Brazilian model (born 1988)

Yasmin Brunet Fernandez (born 6 June 1988), is a Brazilian model, actress and businesswoman.

== Biography ==
Brunet was born in the neighborhood of Gávea, in the city of Rio de Janeiro, Brazil. Her father, Armando Fernandez, is an Argentine businessman and her mother, Luíza Brunet, is a Brazilian model. She owns a home in Ipanema.

== Filmography ==
=== Television ===

| Year | Title | Role | Notes |
|---|---|---|---|
| 2015 | Verdades Secretas | Stephanie Prates | Season 1, recurring |
| 2024 | Big Brother Brasil | Herself (Housemate) | Season 24 |

==Personal life==

In July 2012, after about 7 years of dating, she married Brazilian model Evandro Soldati. They divorced in early 2020. In 2020, Brunet married professional surfer Gabriel Medina. They divorced in January 2022.

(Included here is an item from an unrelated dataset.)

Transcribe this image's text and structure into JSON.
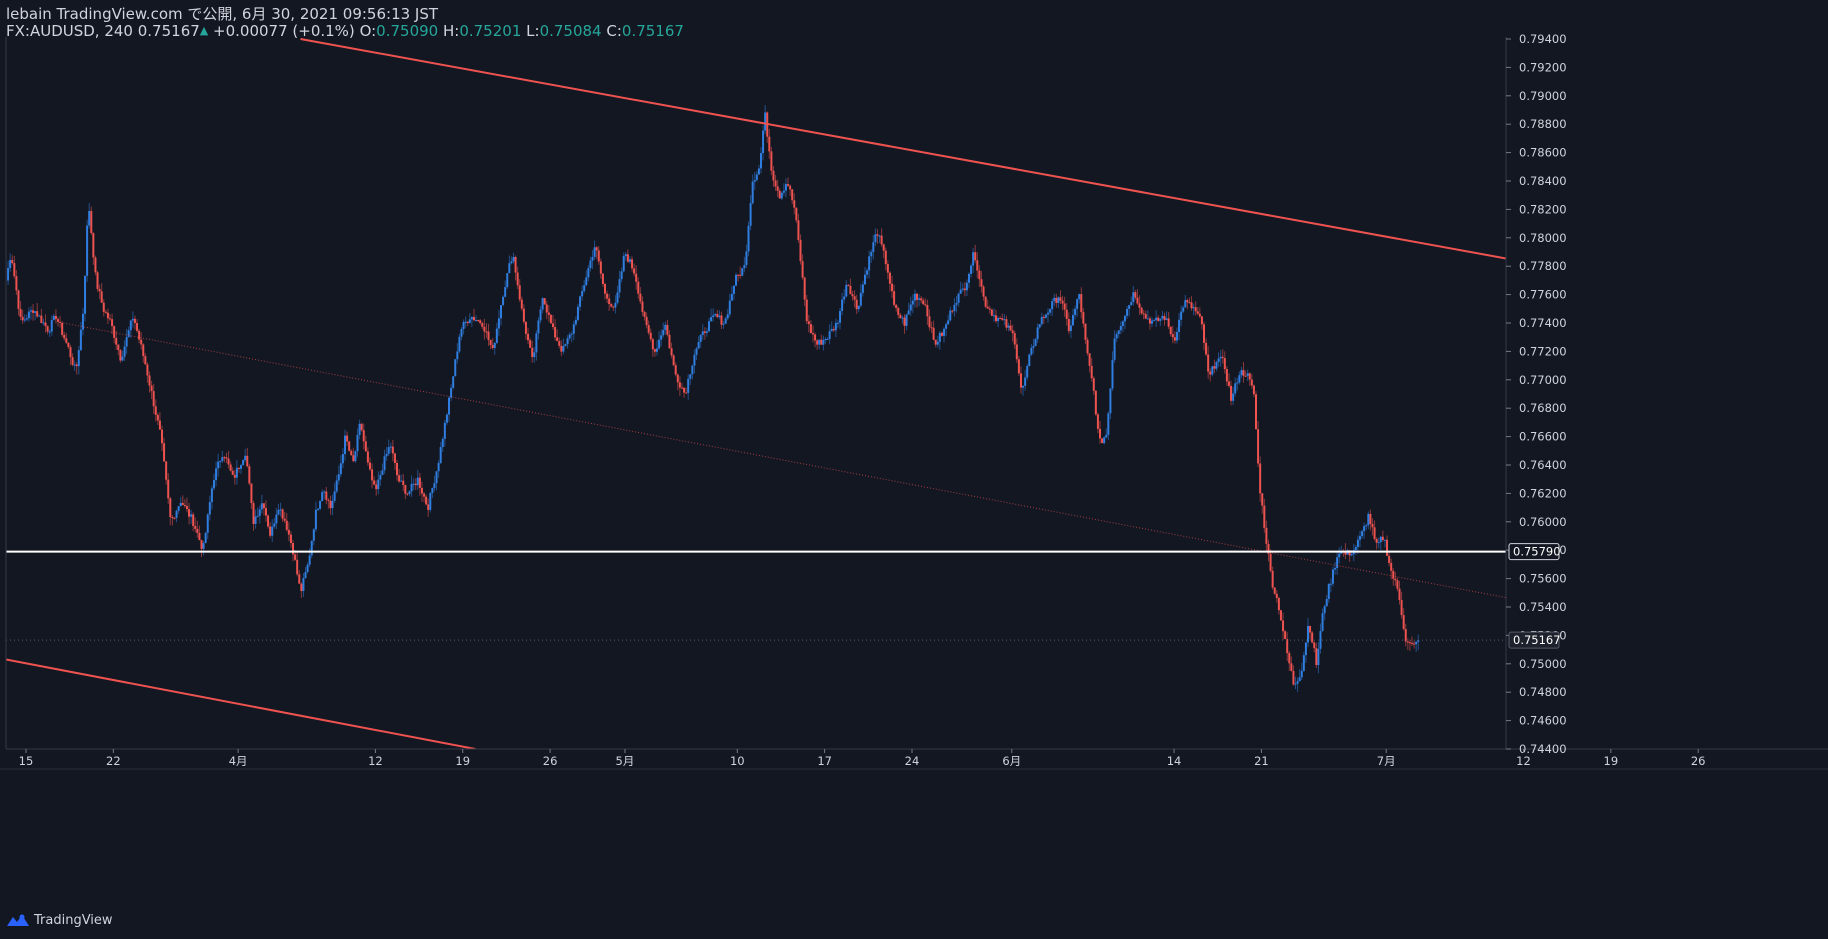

Brunet is an advocate for animal rights and is also committed to raising awareness about environmentalism, banned substances and humanitarian causes. In May 2016, she revealed to be vegetarian for more than 7 years.

In January 2024, it was announced she is a contestant in the reality show Big Brother Brasil 24. She was the 12th evicted with 80.76% of the votes in an eviction against physical education teacher Lucas Henrique Ferreira and dancer & digital influencer Isabelle Nogueira, finishing in thirteenth place.